Zhipu’s main issue is the inability to keep up with demand for computing power, leading to significant cost inversion. For instance, its Max package costs 469 yuan per month, but the actual cost of the computing resources used by users ranges from 7,000 to 14,000 yuan—meaning the company incurs a loss of 15-30 yuan for every 1 yuan earned. To avoid further losses, Zhipu resorted to “hunger marketing,” offering limited quotas to new domestic users each day, with peak usage (14-18 PM) requiring three times the usual amount of computing power. The CEO stated that despite a 83% increase in API pricing and a 400% rise in usage, demand still outpaces supply due to insufficient computing resources. The company is compensating by scaling down models and dynamically allocating them during peak periods.

3. A Long-Term Lack of Profitability: Questionable Revenue Figures and Weak Technical Barriers

Zhipu’s profitability prospects are uncertain. In 2025, it plans to invest 3.18 billion yuan in research and development, four times its revenue of 724 million yuan, resulting in a decrease in shareholder equity from -395.5 million to -811.1 million yuan. Analysts predict that Zhipu may not start making a profit until 2029, and there are doubts about the accuracy of its revenue figures. The company includes monthly payments from large enterprises in its ARR (Annual Recurring Revenue), but these orders could be canceled due to strategic changes, potentially inflating these figures. Moreover, the technical barriers in the programming industry are not insurmountable; many domestic companies can create decent programming models, and Zhipu does not have a unique advantage. Additionally, unlike Anthropic, which has diverse use cases for its models, Zhipu sells only models, limiting its revenue streams.

4. The July Share Release: A Potential Threat

Zhipu went public in January 2026, with major shareholders and cornerstone investors having a six-month lock-up period, which will expire in July. These shareholders have seen their investments increase by more than tenfold and are highly motivated to sell their shares.
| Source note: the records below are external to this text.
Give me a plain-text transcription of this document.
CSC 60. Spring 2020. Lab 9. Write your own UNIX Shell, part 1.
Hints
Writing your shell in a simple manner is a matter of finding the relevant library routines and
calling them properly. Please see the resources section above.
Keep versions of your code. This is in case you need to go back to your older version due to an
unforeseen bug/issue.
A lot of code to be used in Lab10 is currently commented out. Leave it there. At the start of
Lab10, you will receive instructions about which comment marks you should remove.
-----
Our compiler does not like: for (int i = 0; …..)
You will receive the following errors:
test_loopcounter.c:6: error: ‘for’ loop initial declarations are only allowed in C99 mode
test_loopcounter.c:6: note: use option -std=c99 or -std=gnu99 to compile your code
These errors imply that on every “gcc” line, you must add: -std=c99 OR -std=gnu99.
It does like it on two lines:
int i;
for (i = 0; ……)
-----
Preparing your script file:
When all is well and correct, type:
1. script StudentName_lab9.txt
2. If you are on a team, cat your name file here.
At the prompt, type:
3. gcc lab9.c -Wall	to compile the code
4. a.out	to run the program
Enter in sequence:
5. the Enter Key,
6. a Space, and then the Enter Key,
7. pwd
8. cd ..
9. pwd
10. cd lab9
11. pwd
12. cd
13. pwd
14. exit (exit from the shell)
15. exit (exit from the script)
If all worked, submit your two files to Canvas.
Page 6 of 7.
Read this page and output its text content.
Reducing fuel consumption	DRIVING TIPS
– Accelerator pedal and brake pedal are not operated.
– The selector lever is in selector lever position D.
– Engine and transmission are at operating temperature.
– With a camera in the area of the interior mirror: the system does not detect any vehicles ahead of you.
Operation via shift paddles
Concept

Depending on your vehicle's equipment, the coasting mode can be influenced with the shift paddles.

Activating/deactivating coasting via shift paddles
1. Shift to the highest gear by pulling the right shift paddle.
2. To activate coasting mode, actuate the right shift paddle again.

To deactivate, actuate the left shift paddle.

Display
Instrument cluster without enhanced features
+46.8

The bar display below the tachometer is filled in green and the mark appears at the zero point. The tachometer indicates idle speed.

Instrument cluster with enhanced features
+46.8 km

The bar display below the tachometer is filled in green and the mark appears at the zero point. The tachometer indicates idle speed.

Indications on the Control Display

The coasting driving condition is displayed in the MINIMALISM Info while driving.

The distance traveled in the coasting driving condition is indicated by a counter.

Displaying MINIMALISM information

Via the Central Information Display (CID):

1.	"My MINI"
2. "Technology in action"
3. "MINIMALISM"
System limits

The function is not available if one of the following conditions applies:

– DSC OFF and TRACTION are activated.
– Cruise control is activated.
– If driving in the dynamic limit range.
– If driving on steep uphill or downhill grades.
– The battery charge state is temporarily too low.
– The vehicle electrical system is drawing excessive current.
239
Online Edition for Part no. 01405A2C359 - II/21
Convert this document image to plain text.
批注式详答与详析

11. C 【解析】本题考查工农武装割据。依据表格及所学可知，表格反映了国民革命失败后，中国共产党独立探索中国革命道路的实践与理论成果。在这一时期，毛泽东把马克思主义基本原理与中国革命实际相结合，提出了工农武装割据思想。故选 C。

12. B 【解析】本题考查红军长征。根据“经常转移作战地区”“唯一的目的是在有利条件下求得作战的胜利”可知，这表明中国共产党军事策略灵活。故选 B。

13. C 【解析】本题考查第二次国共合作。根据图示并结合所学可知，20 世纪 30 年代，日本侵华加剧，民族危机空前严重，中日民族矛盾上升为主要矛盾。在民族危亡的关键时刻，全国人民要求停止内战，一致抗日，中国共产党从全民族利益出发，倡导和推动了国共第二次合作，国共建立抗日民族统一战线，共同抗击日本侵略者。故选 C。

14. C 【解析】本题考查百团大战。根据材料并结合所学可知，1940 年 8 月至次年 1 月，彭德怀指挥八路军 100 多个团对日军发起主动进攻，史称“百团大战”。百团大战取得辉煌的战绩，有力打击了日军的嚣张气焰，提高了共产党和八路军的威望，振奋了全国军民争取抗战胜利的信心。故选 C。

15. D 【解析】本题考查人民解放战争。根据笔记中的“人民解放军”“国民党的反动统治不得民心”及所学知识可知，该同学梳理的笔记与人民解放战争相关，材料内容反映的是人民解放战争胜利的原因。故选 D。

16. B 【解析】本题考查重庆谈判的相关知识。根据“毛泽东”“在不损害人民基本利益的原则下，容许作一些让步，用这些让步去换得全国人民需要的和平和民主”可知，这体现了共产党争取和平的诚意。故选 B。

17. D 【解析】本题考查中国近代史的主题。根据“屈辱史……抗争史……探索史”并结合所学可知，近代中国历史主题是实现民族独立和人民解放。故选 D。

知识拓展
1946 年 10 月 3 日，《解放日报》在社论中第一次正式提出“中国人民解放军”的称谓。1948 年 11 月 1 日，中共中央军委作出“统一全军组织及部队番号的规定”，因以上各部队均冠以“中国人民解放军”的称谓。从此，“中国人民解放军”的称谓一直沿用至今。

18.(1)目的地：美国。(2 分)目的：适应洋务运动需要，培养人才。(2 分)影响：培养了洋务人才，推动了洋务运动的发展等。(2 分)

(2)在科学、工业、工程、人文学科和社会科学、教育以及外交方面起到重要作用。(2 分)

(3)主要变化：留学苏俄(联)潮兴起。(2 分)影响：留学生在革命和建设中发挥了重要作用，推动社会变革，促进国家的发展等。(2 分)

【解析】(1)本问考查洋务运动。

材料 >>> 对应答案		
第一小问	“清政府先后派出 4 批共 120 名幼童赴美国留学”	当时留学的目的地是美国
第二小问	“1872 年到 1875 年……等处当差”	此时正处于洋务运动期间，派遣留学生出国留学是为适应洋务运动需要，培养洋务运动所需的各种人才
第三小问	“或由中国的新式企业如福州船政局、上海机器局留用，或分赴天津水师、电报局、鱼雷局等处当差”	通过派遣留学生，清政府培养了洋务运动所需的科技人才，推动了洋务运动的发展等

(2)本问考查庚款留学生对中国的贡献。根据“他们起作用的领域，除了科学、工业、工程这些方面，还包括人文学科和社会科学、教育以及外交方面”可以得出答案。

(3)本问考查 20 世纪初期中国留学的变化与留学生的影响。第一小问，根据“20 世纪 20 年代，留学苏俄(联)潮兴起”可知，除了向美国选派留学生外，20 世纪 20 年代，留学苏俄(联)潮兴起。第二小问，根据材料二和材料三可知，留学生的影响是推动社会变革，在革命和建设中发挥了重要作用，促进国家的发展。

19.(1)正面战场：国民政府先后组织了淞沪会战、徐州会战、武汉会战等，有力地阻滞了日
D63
The situation is exacerbated by the overall peak in share releases in the second half of the year (over HK$100 billion from cornerstone investors between June and August), potentially putting significant pressure on Zhipu’s stock price. While companies with solid fundamentals can stabilize after share releases, Zhipu’s current lack of profitability raises doubts about whether its high valuation is justified. Even if it achieves a profit of 3.5 billion yuan in 2029 (at a PE ratio of 60), its market value would only be 210 billion yuan, 40% lower than the current 700 billion.

5. Long-Term Risks: Vulnerability to Competition

Zhipu’s position as the leading programming company in China is not secure. Competitors like DeepSeek and Tongyi Qianwen could soon release better models. If Kimi, which focuses on Agent applications, releases a new model with larger parameters, it may attract more attention in the programming industry. Kimi also has a broader range of C-side Agent use cases (such as intelligent assistants) compared to Zhipu, which relies solely on its programming solutions. Furthermore, both Kimi and Jieye Xingchen could go public in the second half of the year, reducing Zhipu’s uniqueness. With rapid model iteration expected over the next three years, today’s advantages may become obsolete soon.

Conclusion

Zhipu AI’s market value surge is a result of its focus on the promising programming industry during the AI boom. However, the high valuation is supported by hopes for future growth rather than current financial performance. Investors should be cautious: if these issues are not resolved, the stock price could experience a significant drop after the share release. Whether Zhipu can realize its potential value in the long term depends on its ability to overcome computing power constraints and establish a sustainable profit model.